Compensation for Embassy Bombing Victims Could Imperil Thaw With Sudan

“Will this make up for all the pain and suffering, and all the pain that I put my family through, with my PTSD?” Mr. Khaliq asked. “No, it doesn’t. But I also feel like it at least gets to some level of resolution.”

Just as important is “to help these countries understand that supporting terror activity, or harboring terrorism, is not a nameless crime,” said Mr. Khaliq, who was in a meeting with the American ambassador to Kenya, Prudence Bushnell, when the bomb exploded. “And I would hate to see the potential agreement fall apart or crumble, because it’s not exactly perfect.”

Of the 224 people who were killed in the 1998 bombings in Nairobi and Dar es Salaam, 54 were embassy employees or contractors, including 12 Americans, according to the State Department. Thousands more were injured, including 139 embassy employees and contractors.

Under its authoritarian president at the time, Omar Hassan al-Bashir, Sudan was added to the State Department’s list of nations abetting terrorism in 1993 for supporting Hezbollah and Palestinian militant groups. American courts ruled that Sudan was a vital participant in the embassy bombings that took place five years later, having provided passports, unrestricted border travel and shelter to the Qaeda militants before they attacked.

Only three other nations — Iran, North Korea and Syria — are currently on the State Department list that restricts assistance from the United States and, effectively, from the World Bank and the International Monetary Fund.
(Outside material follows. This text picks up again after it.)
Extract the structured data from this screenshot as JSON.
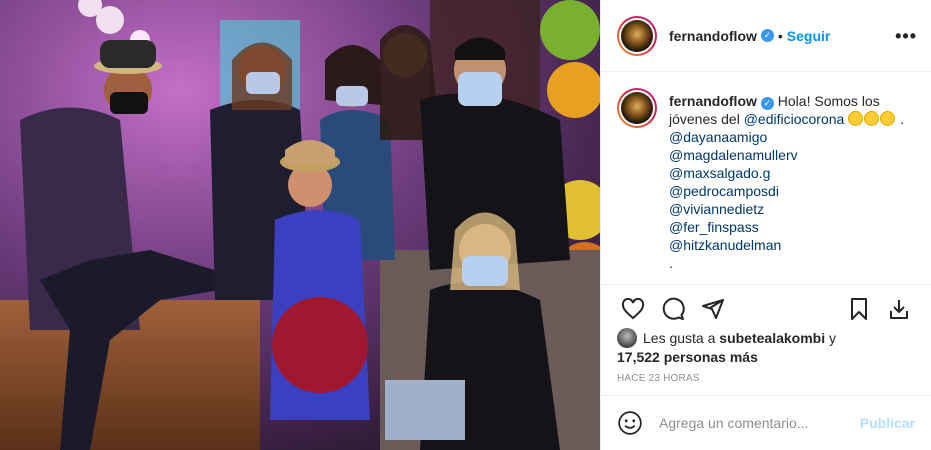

But in 2016, Sudan cut its diplomatic ties with Iran and joined Saudi Arabia in its fight against rebel Houthis in nearby Yemen. (Both moves hew to policies supported by the U.S. government, although many of the Sudanese soldiers who were sent to fight in Yemen were children from the impoverished Darfur region.) And in the final days of the Obama administration, after years of negotiations, the United States began easing sanctions against Sudan to reward its government’s cooperation on fighting terrorism and ending military attacks on its people.